EFFECTS OF d-AMPHETAMINE ON REGIONAL ACTIVITY OF ARGINASE ISOFORMS IN RAT CORTICOLIMBIC BRAIN

Received N/A; revised N/A; accepted N/A
CC BY-NC 4.0 This work is licensed under Creative Commons Attribution–NonCommercial International License (CC BY-NC 4.0).

In the present work cytoplasmic and mitochondrial arginase isoforms (ARG1 and ARG2 respectively) are studied in the rat corticolimbic brain regions in amphetamine induced bipolar disorder (BD). Escalating non-neurotoxic doses of d-amphetamine sulfate (AMPH) injected to rats over 24 days induce changes in behavior mimicking BD accompanied by alterations in resident microbiota with manifestation of pathogenic bacteria. Both ARG1 and ARG2 are stimulated in the brain corticolimbic regions involved in the formation of emotions, learning and memory.
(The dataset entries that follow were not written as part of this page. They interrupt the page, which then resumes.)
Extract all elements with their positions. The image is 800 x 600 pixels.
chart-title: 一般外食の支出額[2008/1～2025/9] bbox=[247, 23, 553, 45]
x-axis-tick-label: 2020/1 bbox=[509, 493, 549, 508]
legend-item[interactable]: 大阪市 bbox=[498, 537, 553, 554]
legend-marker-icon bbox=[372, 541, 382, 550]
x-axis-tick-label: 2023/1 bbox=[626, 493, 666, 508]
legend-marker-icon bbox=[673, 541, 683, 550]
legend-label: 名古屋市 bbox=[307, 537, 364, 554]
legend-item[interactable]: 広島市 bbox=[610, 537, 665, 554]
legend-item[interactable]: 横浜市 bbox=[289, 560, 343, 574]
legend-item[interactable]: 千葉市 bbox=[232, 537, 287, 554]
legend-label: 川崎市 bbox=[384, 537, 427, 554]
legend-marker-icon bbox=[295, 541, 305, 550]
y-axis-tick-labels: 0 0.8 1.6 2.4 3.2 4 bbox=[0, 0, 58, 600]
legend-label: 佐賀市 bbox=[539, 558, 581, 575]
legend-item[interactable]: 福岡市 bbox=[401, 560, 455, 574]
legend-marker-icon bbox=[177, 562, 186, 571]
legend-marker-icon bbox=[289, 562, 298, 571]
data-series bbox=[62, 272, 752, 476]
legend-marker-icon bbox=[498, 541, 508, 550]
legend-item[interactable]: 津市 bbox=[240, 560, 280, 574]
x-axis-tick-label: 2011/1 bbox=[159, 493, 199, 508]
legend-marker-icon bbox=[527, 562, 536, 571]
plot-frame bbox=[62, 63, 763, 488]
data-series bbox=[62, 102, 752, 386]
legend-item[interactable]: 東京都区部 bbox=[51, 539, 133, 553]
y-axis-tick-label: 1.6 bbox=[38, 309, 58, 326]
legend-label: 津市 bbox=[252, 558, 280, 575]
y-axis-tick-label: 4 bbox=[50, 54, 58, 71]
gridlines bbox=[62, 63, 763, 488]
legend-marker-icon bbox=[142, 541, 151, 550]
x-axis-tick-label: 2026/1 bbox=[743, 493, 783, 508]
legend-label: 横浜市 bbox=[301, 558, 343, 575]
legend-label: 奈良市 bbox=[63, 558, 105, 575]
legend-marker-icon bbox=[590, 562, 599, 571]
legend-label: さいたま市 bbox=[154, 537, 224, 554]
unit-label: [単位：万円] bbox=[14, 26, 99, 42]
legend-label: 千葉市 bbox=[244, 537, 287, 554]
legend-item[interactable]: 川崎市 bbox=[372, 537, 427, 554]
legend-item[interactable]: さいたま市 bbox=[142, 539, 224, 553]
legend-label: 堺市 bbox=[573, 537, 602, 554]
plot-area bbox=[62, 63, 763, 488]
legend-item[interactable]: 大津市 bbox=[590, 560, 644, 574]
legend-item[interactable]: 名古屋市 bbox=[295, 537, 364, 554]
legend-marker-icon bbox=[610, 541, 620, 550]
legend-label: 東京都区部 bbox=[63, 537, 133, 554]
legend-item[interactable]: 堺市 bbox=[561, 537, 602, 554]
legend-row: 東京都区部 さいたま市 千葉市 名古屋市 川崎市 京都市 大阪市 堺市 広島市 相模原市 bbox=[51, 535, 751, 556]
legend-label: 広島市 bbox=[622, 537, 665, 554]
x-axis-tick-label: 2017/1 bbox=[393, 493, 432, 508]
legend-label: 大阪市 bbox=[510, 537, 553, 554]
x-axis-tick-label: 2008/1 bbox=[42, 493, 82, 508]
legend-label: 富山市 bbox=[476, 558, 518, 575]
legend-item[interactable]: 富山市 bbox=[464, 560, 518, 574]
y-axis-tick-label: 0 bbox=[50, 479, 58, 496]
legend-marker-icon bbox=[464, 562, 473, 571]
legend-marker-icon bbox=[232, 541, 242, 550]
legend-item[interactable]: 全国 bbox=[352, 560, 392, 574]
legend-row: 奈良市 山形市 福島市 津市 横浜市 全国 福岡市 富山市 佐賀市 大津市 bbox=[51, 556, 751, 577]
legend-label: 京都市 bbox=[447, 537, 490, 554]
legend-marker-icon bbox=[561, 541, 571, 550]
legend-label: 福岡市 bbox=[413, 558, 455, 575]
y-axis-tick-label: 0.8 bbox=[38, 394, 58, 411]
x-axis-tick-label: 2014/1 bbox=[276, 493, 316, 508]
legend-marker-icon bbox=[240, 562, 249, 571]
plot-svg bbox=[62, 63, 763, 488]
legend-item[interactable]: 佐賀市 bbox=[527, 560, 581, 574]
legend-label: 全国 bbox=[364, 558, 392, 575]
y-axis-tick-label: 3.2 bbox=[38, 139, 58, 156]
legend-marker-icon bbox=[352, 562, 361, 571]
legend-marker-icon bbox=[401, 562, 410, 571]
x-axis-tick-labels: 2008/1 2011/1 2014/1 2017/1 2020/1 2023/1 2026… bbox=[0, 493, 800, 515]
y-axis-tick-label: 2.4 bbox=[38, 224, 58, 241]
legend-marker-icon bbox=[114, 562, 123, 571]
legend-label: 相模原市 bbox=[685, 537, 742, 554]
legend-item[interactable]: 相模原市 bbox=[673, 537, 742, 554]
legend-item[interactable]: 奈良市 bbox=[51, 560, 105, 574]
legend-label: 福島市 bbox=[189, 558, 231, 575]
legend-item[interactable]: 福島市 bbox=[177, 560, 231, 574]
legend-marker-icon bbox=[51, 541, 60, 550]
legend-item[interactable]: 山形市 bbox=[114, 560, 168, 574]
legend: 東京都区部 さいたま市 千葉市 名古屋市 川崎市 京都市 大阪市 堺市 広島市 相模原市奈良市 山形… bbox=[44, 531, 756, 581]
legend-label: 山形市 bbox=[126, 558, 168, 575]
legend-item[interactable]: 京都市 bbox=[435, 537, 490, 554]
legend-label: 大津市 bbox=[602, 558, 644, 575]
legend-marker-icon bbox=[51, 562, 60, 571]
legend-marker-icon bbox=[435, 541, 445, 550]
Simultaneously, NO stable metabolite levels are diminished or not changed in the cytoplasm and mitochondria of the brain regions studied in AMPH-treated rats. It is suggested that arginase isoforms may contribute the NO-synthase inhibition and prevention of detrimental effects of the reactive nitrogen species overproduced in BD.